Statcast, the new tracking system installed in every MLB park this season, allows the public to know some interesting things — chief among them being just how hard the ball is coming off the bat when players make contact.

For those  obsessed with the radar gun on pitchers, this is the next great thing. It also demonstrates why a pitcher getting hit by a line drive is often scarier than a batter getting hit by a pitch, since batted ball speeds routinely top 100 mph and have reached as much as 120 mph this season (Giancarlo Stanton).

But is this data just fun, or does it tell us something? After all, data is useless unless we know what to do with it. Five Thirty Eight did some interesting work recently, discovering that each mph increase in batted ball velocity equates to an increase of roughly 18 points of OPS. This shouldn’t be a surprise since hard-hit balls = extra-base hits, and extra base hits drive up OPS. But Five Thirty Eight used it as a way, in albeit a small sample size, to measure which batters have been lucky or unlucky so far in 2015 based on correlation between batted ball velocity and OPS.

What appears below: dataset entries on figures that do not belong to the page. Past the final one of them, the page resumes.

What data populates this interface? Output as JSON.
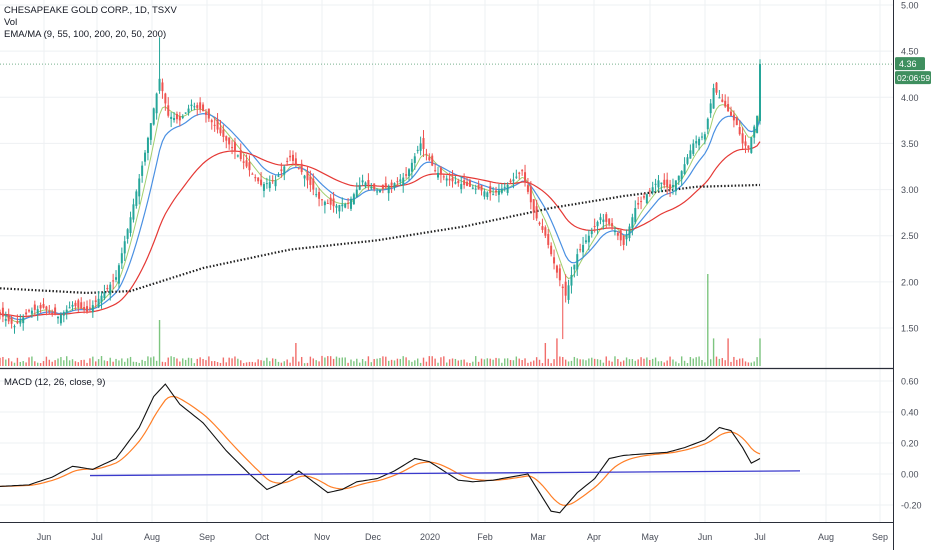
{
  "header": {
    "symbol_line": "CHESAPEAKE GOLD CORP., 1D, TSXV",
    "vol_label": "Vol",
    "ema_label": "EMA/MA (9, 55, 100, 200, 20, 50, 200)",
    "macd_label": "MACD (12, 26, close, 9)"
  },
  "price_badge": "4.36",
  "time_badge": "02:06:59",
  "colors": {
    "up": "#26a69a",
    "down": "#ef5350",
    "ema_fast": "#4a90e2",
    "ma_mid": "#e53935",
    "ma_long": "#222222",
    "ema_short": "#8bc34a",
    "macd": "#111111",
    "signal": "#ff7f27",
    "trendline": "#3a3acc",
    "badge_price": "#3f8f5f",
    "badge_time": "#3f8f5f"
  },
  "chart_data": [
    {
      "type": "candlestick",
      "ylim": [
        1.1,
        5.05
      ],
      "y_ticks": [
        "5.00",
        "4.50",
        "4.00",
        "3.50",
        "3.00",
        "2.50",
        "2.00",
        "1.50"
      ],
      "x_ticks": [
        "Jun",
        "Jul",
        "Aug",
        "Sep",
        "Oct",
        "Nov",
        "Dec",
        "2020",
        "Feb",
        "Mar",
        "Apr",
        "May",
        "Jun",
        "Jul",
        "Aug",
        "Sep"
      ],
      "last_price": 4.36,
      "close_anchors": [
        [
          0,
          1.65
        ],
        [
          5,
          1.52
        ],
        [
          10,
          1.68
        ],
        [
          15,
          1.72
        ],
        [
          20,
          1.62
        ],
        [
          25,
          1.75
        ],
        [
          30,
          1.68
        ],
        [
          35,
          1.85
        ],
        [
          40,
          2.05
        ],
        [
          45,
          2.7
        ],
        [
          50,
          3.4
        ],
        [
          55,
          4.2
        ],
        [
          58,
          3.8
        ],
        [
          62,
          3.75
        ],
        [
          66,
          3.92
        ],
        [
          70,
          3.85
        ],
        [
          75,
          3.65
        ],
        [
          80,
          3.45
        ],
        [
          85,
          3.25
        ],
        [
          90,
          3.05
        ],
        [
          95,
          3.1
        ],
        [
          100,
          3.35
        ],
        [
          105,
          3.15
        ],
        [
          110,
          2.9
        ],
        [
          115,
          2.82
        ],
        [
          120,
          2.85
        ],
        [
          125,
          3.1
        ],
        [
          130,
          2.98
        ],
        [
          135,
          3.05
        ],
        [
          140,
          3.15
        ],
        [
          145,
          3.5
        ],
        [
          150,
          3.2
        ],
        [
          155,
          3.1
        ],
        [
          160,
          3.05
        ],
        [
          165,
          3.0
        ],
        [
          170,
          2.95
        ],
        [
          175,
          3.05
        ],
        [
          180,
          3.2
        ],
        [
          184,
          2.75
        ],
        [
          188,
          2.5
        ],
        [
          192,
          2.1
        ],
        [
          195,
          1.85
        ],
        [
          199,
          2.3
        ],
        [
          203,
          2.5
        ],
        [
          207,
          2.7
        ],
        [
          211,
          2.6
        ],
        [
          215,
          2.4
        ],
        [
          219,
          2.8
        ],
        [
          223,
          2.95
        ],
        [
          227,
          3.1
        ],
        [
          231,
          3.0
        ],
        [
          235,
          3.2
        ],
        [
          239,
          3.5
        ],
        [
          243,
          3.6
        ],
        [
          246,
          4.1
        ],
        [
          250,
          3.9
        ],
        [
          254,
          3.7
        ],
        [
          256,
          3.5
        ],
        [
          258,
          3.45
        ],
        [
          261,
          3.8
        ],
        [
          262,
          4.36
        ]
      ],
      "ema_long_200_level": 3.05,
      "volume_spikes": [
        [
          55,
          0.5
        ],
        [
          102,
          0.25
        ],
        [
          188,
          0.25
        ],
        [
          192,
          0.3
        ],
        [
          244,
          1.0
        ],
        [
          246,
          0.3
        ],
        [
          251,
          0.3
        ],
        [
          262,
          0.3
        ]
      ]
    },
    {
      "type": "line",
      "name": "MACD (12, 26, close, 9)",
      "ylim": [
        -0.3,
        0.65
      ],
      "y_ticks": [
        "0.60",
        "0.40",
        "0.20",
        "0.00",
        "-0.20"
      ],
      "macd_anchors": [
        [
          0,
          -0.08
        ],
        [
          10,
          -0.07
        ],
        [
          18,
          -0.02
        ],
        [
          25,
          0.05
        ],
        [
          32,
          0.03
        ],
        [
          40,
          0.1
        ],
        [
          48,
          0.3
        ],
        [
          53,
          0.5
        ],
        [
          57,
          0.58
        ],
        [
          62,
          0.45
        ],
        [
          70,
          0.33
        ],
        [
          78,
          0.15
        ],
        [
          86,
          0.0
        ],
        [
          92,
          -0.1
        ],
        [
          97,
          -0.06
        ],
        [
          103,
          0.02
        ],
        [
          108,
          -0.05
        ],
        [
          113,
          -0.12
        ],
        [
          118,
          -0.1
        ],
        [
          123,
          -0.05
        ],
        [
          130,
          -0.03
        ],
        [
          136,
          0.02
        ],
        [
          143,
          0.1
        ],
        [
          148,
          0.08
        ],
        [
          153,
          0.02
        ],
        [
          158,
          -0.04
        ],
        [
          163,
          -0.05
        ],
        [
          170,
          -0.04
        ],
        [
          176,
          -0.02
        ],
        [
          182,
          0.0
        ],
        [
          186,
          -0.12
        ],
        [
          190,
          -0.24
        ],
        [
          193,
          -0.25
        ],
        [
          199,
          -0.12
        ],
        [
          205,
          -0.03
        ],
        [
          210,
          0.1
        ],
        [
          215,
          0.12
        ],
        [
          222,
          0.13
        ],
        [
          230,
          0.14
        ],
        [
          236,
          0.17
        ],
        [
          243,
          0.22
        ],
        [
          248,
          0.3
        ],
        [
          252,
          0.28
        ],
        [
          256,
          0.17
        ],
        [
          259,
          0.07
        ],
        [
          262,
          0.1
        ]
      ],
      "trendline_from": [
        0,
        -0.01
      ],
      "trendline_to": [
        262,
        0.02
      ]
    }
  ]
}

It’s interesting stuff, and you should take a look at the link. For our purposes, the Twins are the main focus. So looked at Twins hitters for whom there are at least 30 at bats with batted ball speed tracked this season (while Statcast is in every ballpark, the data is so far incomplete in terms of measuring every at bat … for instance, Joe Mauer has 145 at bats this season, but only 85 of them show up in Baseball Savant’s batted ball data tracking).

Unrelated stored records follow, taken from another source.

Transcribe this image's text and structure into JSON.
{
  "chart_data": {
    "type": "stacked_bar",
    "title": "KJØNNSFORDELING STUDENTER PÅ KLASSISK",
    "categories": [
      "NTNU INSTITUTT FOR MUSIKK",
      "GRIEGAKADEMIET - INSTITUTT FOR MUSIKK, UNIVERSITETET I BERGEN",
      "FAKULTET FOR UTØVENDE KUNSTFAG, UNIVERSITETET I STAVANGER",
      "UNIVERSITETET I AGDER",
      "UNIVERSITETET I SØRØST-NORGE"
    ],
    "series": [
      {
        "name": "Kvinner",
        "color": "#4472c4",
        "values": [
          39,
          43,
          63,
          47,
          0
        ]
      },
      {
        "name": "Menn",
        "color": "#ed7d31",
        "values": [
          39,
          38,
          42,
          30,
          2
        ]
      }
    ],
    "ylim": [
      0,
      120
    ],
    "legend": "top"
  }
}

There are 10 Twins hitters with at least 30 tracked at bats; the graphic below (thanks to the capable help of coworker CJ Sinner) shows both the average speed off the bat and the top speed off the bat for each of those 10.


What conclusions could we tentatively draw from that small sample size, aside from simply saying that knowing the speed of the ball off the bat is pretty cool? Well, I’d say these things:

*The OPS/batted ball speed correlation is pretty strong with the Twins. The top four Twins regulars in terms of OPS are Brian Dozier (.833), Torii Hunter (.790), Trevor Plouffe (.759) and Joe Mauer (.709), who are also the top four in terms of average batted ball velocity — though not in that order. Plouffe has hit the ball the hardest but perhaps hasn’t been rewarded as much as he should be based on OPS (and his slugging of .423, which is also third on the team).

*Kennys Vargas is the leader on the Twins with a single batted ball that traveled 114 miles per hour, 4 mph faster than any other of the 10 charted players. But he’s only fifth in average batted ball velocity of the 10 … perhaps an indication of the inconsistency in his at-bats that got him sent back to Class AAA Rochester.

*Jordan Schafer, at 79.10 mph average batted ball velocity, is by far the softest hitter of the 10 and is among the softest in all of MLB. Not surprisingly, he has a very low OPS (.510).

So the conclusions aren’t surprising, but I do like Five Thirty Eight’s approach of using it as a way to calculate whether players have been lucky or unlucky — particularly as we get a full season (and seasons) of data going forward.